The Covid pandemic of 2020 had few silver linings. Yet it could be argued that classical music was granted at least one. The year-long hiatus in live concerts inspired research and reflection upon lesser-known composers, especially those unfairly or arbitrarily excluded from the canon. The French composer/pianist Louise Farrenc (1804-1875) was a contemporary of early Romantic composers such as Berlioz, Chopin, Schumann, Liszt, Mendelssohn, and Wagner. But unlike these male icons, Farrenc struggled for recognition. Like her contemporary Fanny Mendelssohn, who published her work under her brother Felix’s name, the mere idea of a female composer was perceived as threatening. She fought against stereotypes, both personally and artistically. One reviewer wrote, “The dominant quality of this work, composed by a woman, is precisely what one would least expect to find. There is more power than delicacy.”
Farrenc, a virtuoso pianist, eventually achieved the rare honor of being offered a professorship at the prestigious Paris Conservatory. Yet she discovered she was being paid less than her male colleagues. Only in 1850, after her Nonet for strings and winds won great acclaim and popularity, did the school finally offer her parity in wages. Incredibly, Louise Farrenc was the only woman on the faculty of the conservatory throughout the entire nineteenth century.
In her Overture No. 1 in E minor, astute listeners may hear faint allusions to Mozart’s Magic Flute Overture. Indeed, her work looks back to classical forms as much as it looks ahead. Likewise, Mozart’s Sinfonia Concertante for Violin and Viola also looks backwards to the Baroque convention of Concerti Grossi or “group” concerti featuring multiple instruments. Bach’s Brandenburg Concerti for mixed instruments are the most famous example of this, but there are countless others.
By 1779, the year Mozart composed the Sinfonia Concertante’s composition, he had already written five solo violin concerti. Eager to explore new forms, this symphony-concerto hybrid was the result. The viola, an instrument Mozart himself loved to play, is elevated to soloist level virtuosity. He ingeniously structures the work as a lengthy dialogue between the two solo instruments, including a written-out cadenza. The outer movements are jovial and tuneful, but the melancholy Andante hints at grief and loss, possibly recalling the recent passing of his mother. It is a rare minor key movement, the darker side of this ebullient genius.
The Third Symphony might be regarded as the dark horse of Johannes Brahms’s symphonic output, at least judging by its infrequency of performance. Yet it contains some of the composer’s most innovative and inspired moments. Chief among them is a recurring motif: the notes F-A-F, which, in various guises, permeate the work and unite the movements. Brahms’s friend and biographer Max Kalbeck claimed these letters represented Brahms’s personal motto, frei aber froh, “free but happy.” Brahms, a lifelong bachelor who had nonetheless fallen in love several times, had finally made peace with solitude.
Brahms’s deep bonds with Robert and Clara Schumann, explored in MOSL’s Spring 2024 program, find their way into the Third Symphony. In fact, the main theme of the first movement is a direct quote from a transitional passage in Robert Schumann’s Third Symphony. Lyric melodies abound in the Brahms Third, none more memorable than in the wistful third movement. It is said that conductors avoid programming this symphony, especially as a concert closer, because it ends quietly. Indeed, all four movements conclude softly. Yet preceding these gentle endings are some of the most dramatic and turbulent bars ever written by the composer. The quiet conclusions are the logical release of such dramatic tension.
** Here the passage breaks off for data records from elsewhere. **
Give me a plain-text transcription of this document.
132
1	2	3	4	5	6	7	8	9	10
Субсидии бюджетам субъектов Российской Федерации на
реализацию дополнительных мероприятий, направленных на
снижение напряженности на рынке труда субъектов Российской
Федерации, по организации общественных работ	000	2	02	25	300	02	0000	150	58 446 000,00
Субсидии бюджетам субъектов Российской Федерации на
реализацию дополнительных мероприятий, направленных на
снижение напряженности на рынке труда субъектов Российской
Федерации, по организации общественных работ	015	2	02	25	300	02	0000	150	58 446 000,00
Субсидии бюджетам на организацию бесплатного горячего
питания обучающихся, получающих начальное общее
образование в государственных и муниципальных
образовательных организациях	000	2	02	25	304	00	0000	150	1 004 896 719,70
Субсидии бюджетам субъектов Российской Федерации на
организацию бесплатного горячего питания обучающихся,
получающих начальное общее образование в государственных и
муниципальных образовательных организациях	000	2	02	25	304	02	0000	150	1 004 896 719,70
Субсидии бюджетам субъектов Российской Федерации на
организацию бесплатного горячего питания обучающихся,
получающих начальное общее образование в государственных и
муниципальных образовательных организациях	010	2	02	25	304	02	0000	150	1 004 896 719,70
In some ways, each of Brahms’s four symphonies corresponds to the four seasons of the year. The First Symphony opens like the violent Spring described by T.S. Eliot (“April is the cruelest month”) yet ends in jubilant transformation. The composer’s Second Symphony presents a carefree pastoral Summer, and his Fourth a bleak Winter. On this late October afternoon, MOSL is thrilled to close our concert with Brahms’s autumnal masterpiece, the Third Symphony.